The European Police Organization, Europol, announced that this year, five hackers were arrested, suspected of having committed thousands of ransomware attacks. They are said to be involved with REvil, a Russian-led hacker group with a bad reputation in the field.
The targets of REvil (which stands for Ransomware-Evil) included the American Colonial Pipeline and JBS, a meat processor originally from Brazil and operating around the world.

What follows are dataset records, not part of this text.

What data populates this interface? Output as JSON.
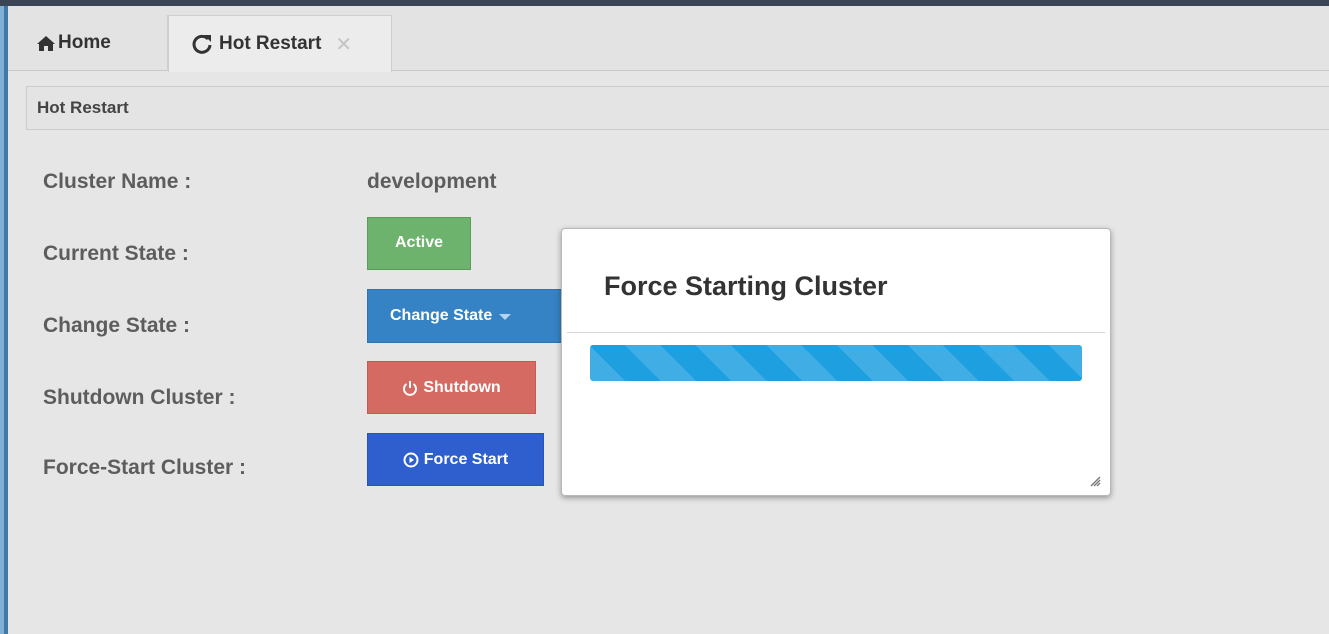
{
  "tabs": [
    {
      "label": "Home",
      "icon": "home-icon"
    },
    {
      "label": "Hot Restart",
      "icon": "refresh-icon",
      "close_glyph": "✕"
    }
  ],
  "panel": {
    "title": "Hot Restart"
  },
  "fields": {
    "cluster_name_label": "Cluster Name :",
    "cluster_name_value": "development",
    "current_state_label": "Current State :",
    "change_state_label": "Change State :",
    "shutdown_label": "Shutdown Cluster :",
    "force_start_label": "Force-Start Cluster :"
  },
  "buttons": {
    "active": "Active",
    "change_state": "Change State",
    "shutdown": "Shutdown",
    "force_start": "Force Start"
  },
  "dialog": {
    "title": "Force Starting Cluster",
    "progress_fraction": 1.0
  },
  "colors": {
    "active": "#6db26d",
    "change_state": "#3582c4",
    "shutdown": "#d56a62",
    "force_start": "#2f5fce",
    "progress": "#1e9fe0"
  }
}
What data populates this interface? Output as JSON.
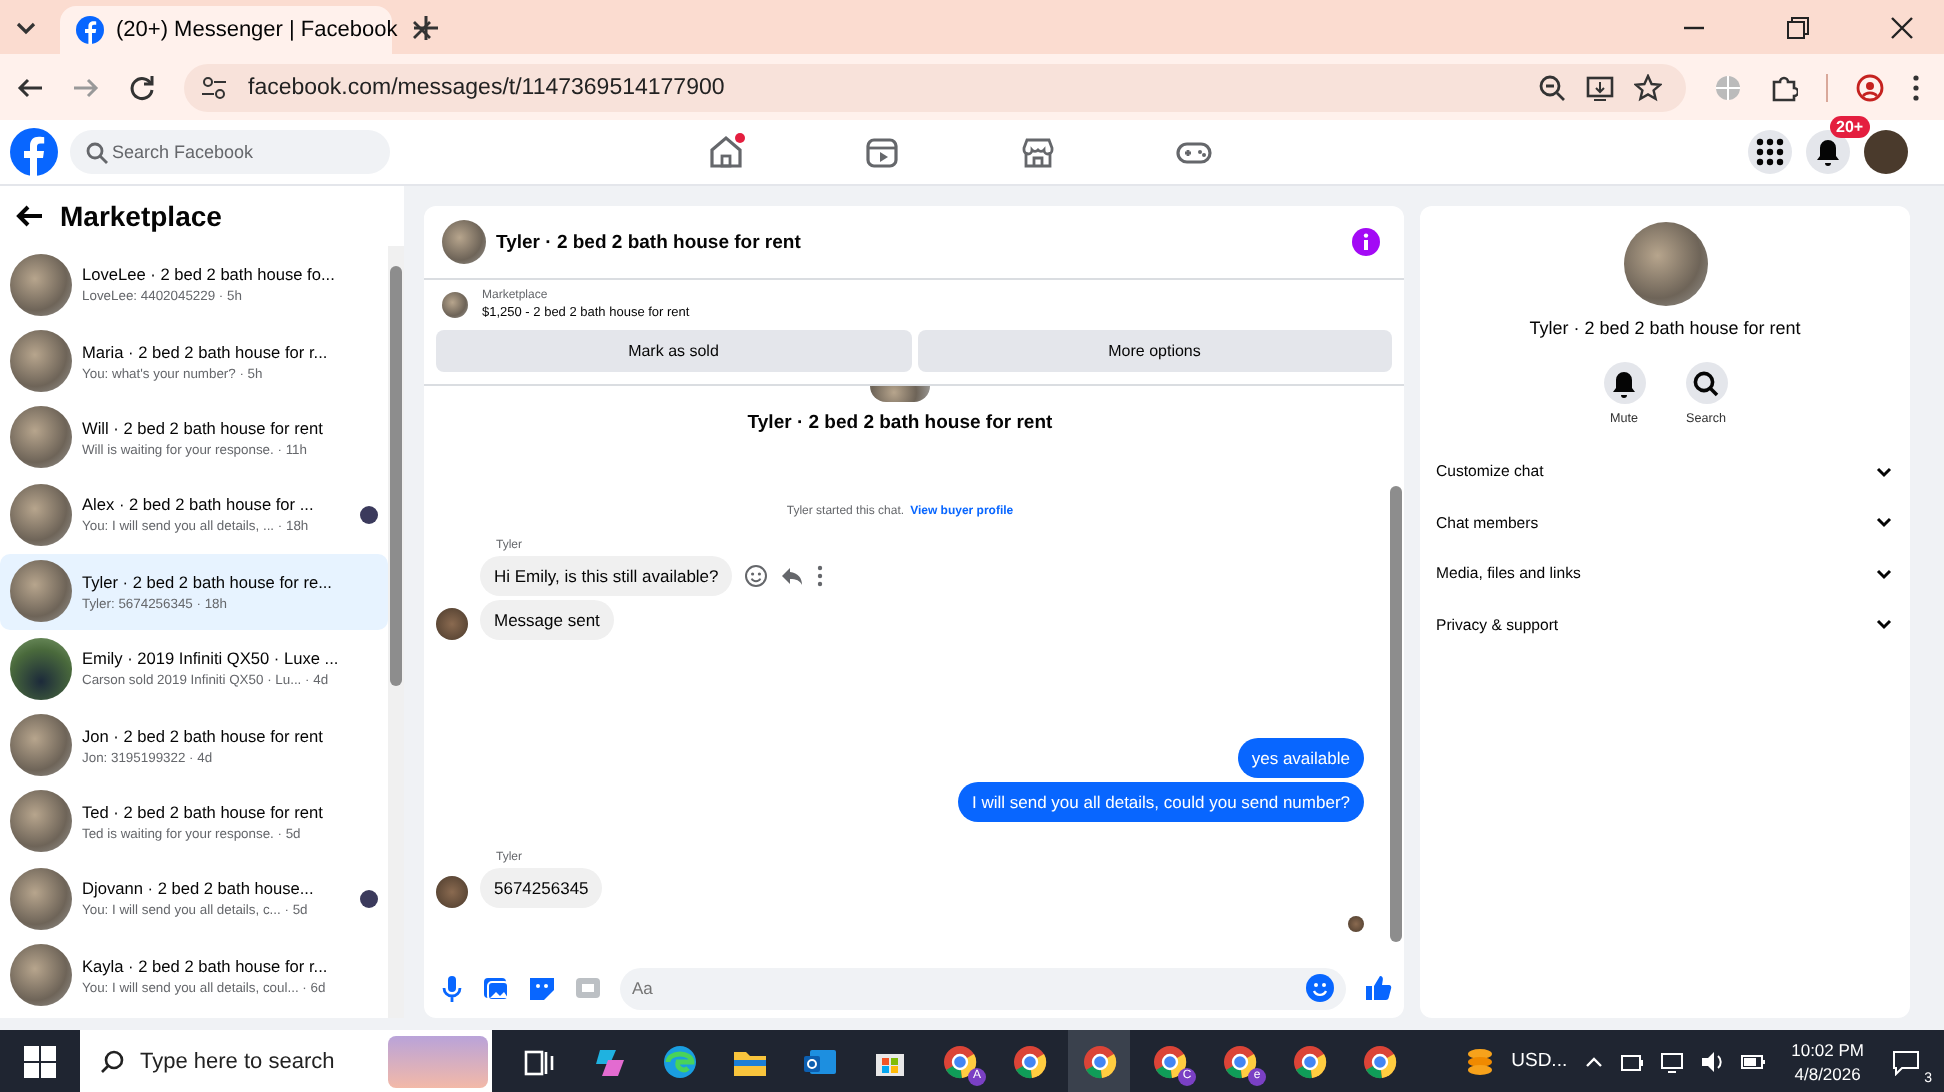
{
  "browser": {
    "tab_title": "(20+) Messenger | Facebook",
    "url": "facebook.com/messages/t/1147369514177900"
  },
  "topnav": {
    "search_placeholder": "Search Facebook",
    "notification_count": "20+",
    "nav": [
      {
        "kind": "home",
        "notified": true
      },
      {
        "kind": "video",
        "notified": false
      },
      {
        "kind": "marketplace",
        "notified": false
      },
      {
        "kind": "gaming",
        "notified": false
      }
    ]
  },
  "sidebar": {
    "title": "Marketplace",
    "conversations": [
      {
        "title": "LoveLee · 2 bed 2 bath house fo...",
        "preview": "LoveLee: 4402045229 · 5h",
        "kind": "house",
        "selected": false,
        "seen": false
      },
      {
        "title": "Maria · 2 bed 2 bath house for r...",
        "preview": "You: what's your number? · 5h",
        "kind": "house",
        "selected": false,
        "seen": false
      },
      {
        "title": "Will · 2 bed 2 bath house for rent",
        "preview": "Will is waiting for your response. · 11h",
        "kind": "house",
        "selected": false,
        "seen": false
      },
      {
        "title": "Alex · 2 bed 2 bath house for ...",
        "preview": "You: I will send you all details, ... · 18h",
        "kind": "house",
        "selected": false,
        "seen": true
      },
      {
        "title": "Tyler · 2 bed 2 bath house for re...",
        "preview": "Tyler: 5674256345 · 18h",
        "kind": "house",
        "selected": true,
        "seen": false
      },
      {
        "title": "Emily · 2019 Infiniti QX50 · Luxe ...",
        "preview": "Carson sold 2019 Infiniti QX50 · Lu... · 4d",
        "kind": "car",
        "selected": false,
        "seen": false
      },
      {
        "title": "Jon · 2 bed 2 bath house for rent",
        "preview": "Jon: 3195199322 · 4d",
        "kind": "house",
        "selected": false,
        "seen": false
      },
      {
        "title": "Ted · 2 bed 2 bath house for rent",
        "preview": "Ted is waiting for your response. · 5d",
        "kind": "house",
        "selected": false,
        "seen": false
      },
      {
        "title": "Djovann · 2 bed 2 bath house...",
        "preview": "You: I will send you all details, c... · 5d",
        "kind": "house",
        "selected": false,
        "seen": true
      },
      {
        "title": "Kayla · 2 bed 2 bath house for r...",
        "preview": "You: I will send you all details, coul... · 6d",
        "kind": "house",
        "selected": false,
        "seen": false
      }
    ]
  },
  "chat": {
    "title": "Tyler · 2 bed 2 bath house for rent",
    "listing": {
      "label": "Marketplace",
      "text": "$1,250 - 2 bed 2 bath house for rent"
    },
    "buttons": [
      "Mark as sold",
      "More options"
    ],
    "intro_title": "Tyler · 2 bed 2 bath house for rent",
    "system_text": "Tyler started this chat.",
    "system_link": "View buyer profile",
    "groups": [
      {
        "kind": "incoming",
        "sender": "Tyler",
        "messages": [
          {
            "text": "Hi Emily, is this still available?",
            "actions": true
          },
          {
            "text": "Message sent",
            "actions": false
          }
        ]
      },
      {
        "kind": "outgoing",
        "messages": [
          {
            "text": "yes available",
            "actions": false
          },
          {
            "text": "I will send you all details, could you send number?",
            "actions": false
          }
        ]
      },
      {
        "kind": "incoming",
        "sender": "Tyler",
        "messages": [
          {
            "text": "5674256345",
            "actions": false
          }
        ]
      }
    ],
    "composer_placeholder": "Aa"
  },
  "details": {
    "title": "Tyler · 2 bed 2 bath house for rent",
    "actions": [
      {
        "kind": "mute",
        "label": "Mute"
      },
      {
        "kind": "search",
        "label": "Search"
      }
    ],
    "sections": [
      "Customize chat",
      "Chat members",
      "Media, files and links",
      "Privacy & support"
    ]
  },
  "taskbar": {
    "search_placeholder": "Type here to search",
    "apps": [
      {
        "kind": "taskview",
        "selected": false
      },
      {
        "kind": "copilot",
        "selected": false
      },
      {
        "kind": "edge",
        "selected": false
      },
      {
        "kind": "explorer",
        "selected": false
      },
      {
        "kind": "outlook",
        "selected": false
      },
      {
        "kind": "store",
        "selected": false
      },
      {
        "kind": "chrome",
        "badge": "A",
        "selected": false
      },
      {
        "kind": "chrome",
        "selected": false
      },
      {
        "kind": "chrome",
        "selected": true
      },
      {
        "kind": "chrome",
        "badge": "C",
        "selected": false
      },
      {
        "kind": "chrome",
        "badge": "e",
        "selected": false
      },
      {
        "kind": "chrome",
        "selected": false
      },
      {
        "kind": "chrome",
        "selected": false
      }
    ],
    "currency": "USD...",
    "time": "10:02 PM",
    "date": "4/8/2026",
    "notifications": "3"
  }
}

Hackers are responsible for 5,000 attacks on companies where they “hold” computer systems hostage. Romanian police arrested two of the five suspects last week. All in all, the two would extort half a million euros from companies.
Big Guest Cards
Earlier this year, three suspects were arrested in South Korea. Operation GoldDust, which led to the arrests, was very extensive: in addition to Europol, police officers from 17 countries were involved, including the Netherlands, the United States, Canada, the United Kingdom, Germany, France and Australia. Interpol and Eurojust also participated, and technology companies such as KPN and McAfee contributed their expertise.
The approach was based on the dismantling of GandCrab, a hacker group that was guilty of the same practices and which is the predecessor of REvil. The hackers would have demanded a total of about 520 million euros in ransom for all their attacks. It’s not clear if they actually got it: Europol claims that at least some of the hacks were prevented with encryption software, which can be used to undo the hostage taking.
The closure of the Colonial pipeline in May led to fuel shortages across much of the East Coast of the United States. The US authorities offered a reward of approximately 10 million euros for information leading to the arrest of Revell’s leaders.